The demonstrators had been out on the street all day, not just in the capital, but in Alexandria and Suez as well, prompting President Hosni Mubarak to send troops out onto the streets for the first time in a generation.
The demonstrators surrounded a military vehicle, even climbing on top of it — and the military did not respond.
But when the protesters circled the Ministry of Information, they were greeted by police, who responded with sharp cracks of gunfire.
It’s not clear whether police shot at protesters or into the air, whether their bullets were rubber or steel, whether anyone was wounded or killed.
As the night wore on, however, police appeared to retreat to their stations, leaving the streets to the military.
In both Cairo and Alexandria, protesters greeted the troops with embraces and cheers. Demonstrators shook hands with soldiers, members of an army that is widely respected in Egypt.

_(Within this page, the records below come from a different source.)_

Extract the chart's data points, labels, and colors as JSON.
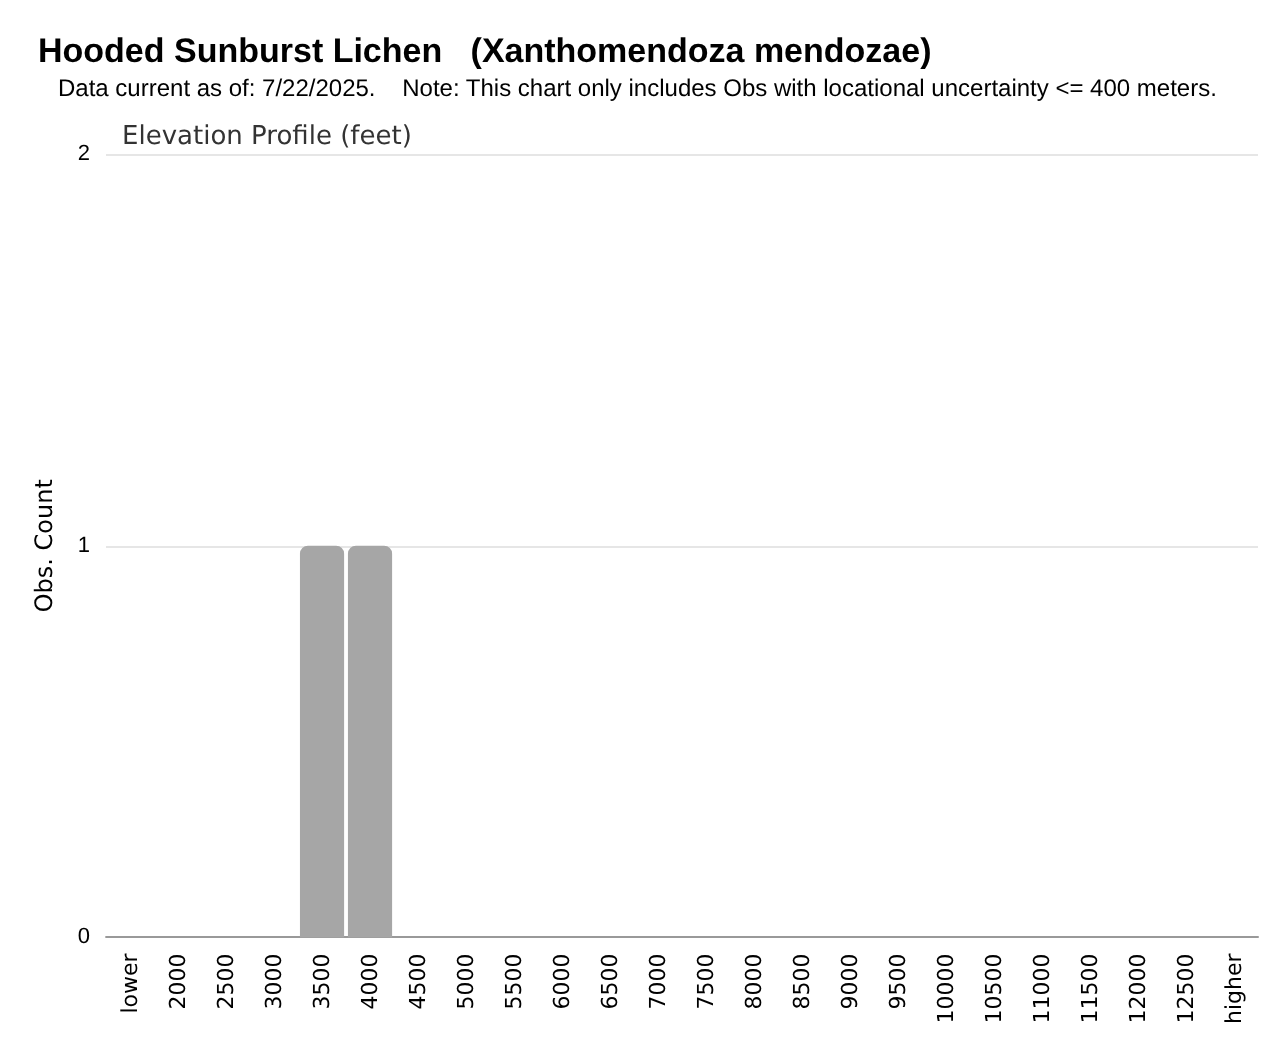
{
  "chart_data": {
    "type": "bar",
    "title": "Hooded Sunburst Lichen   (Xanthomendoza mendozae)",
    "subtitle": "Data current as of: 7/22/2025.    Note: This chart only includes Obs with locational uncertainty <= 400 meters.",
    "annotations": [
      "Elevation Profile (feet)"
    ],
    "ylabel": "Obs. Count",
    "categories": [
      "lower",
      "2000",
      "2500",
      "3000",
      "3500",
      "4000",
      "4500",
      "5000",
      "5500",
      "6000",
      "6500",
      "7000",
      "7500",
      "8000",
      "8500",
      "9000",
      "9500",
      "10000",
      "10500",
      "11000",
      "11500",
      "12000",
      "12500",
      "higher"
    ],
    "values": [
      0,
      0,
      0,
      0,
      1,
      1,
      0,
      0,
      0,
      0,
      0,
      0,
      0,
      0,
      0,
      0,
      0,
      0,
      0,
      0,
      0,
      0,
      0,
      0
    ],
    "color": "#a6a6a6",
    "ylim": [
      0,
      2
    ],
    "yticks": [
      0,
      1,
      2
    ],
    "grid": "y"
  }
}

The army isn’t the only side exercising restraint.
The Muslim Brotherhood sent its followers onto the streets after Friday prayers, the first time Egypt’s large and venerable — but illegal — Islamic opposition called for protest during this round of demonstrations.
And when younger Muslim Brotherhood protesters seemed ready to hurl rocks at the police in Alexandria, Egypt’s second-largest city, older men put their arms around the shoulders of the hotheads, calming them down.
Four days into unprecedented protests that have shaken Egypt, both sides seem to be holding back from the brink. How long that restraint last may determine the course of Egypt’s future.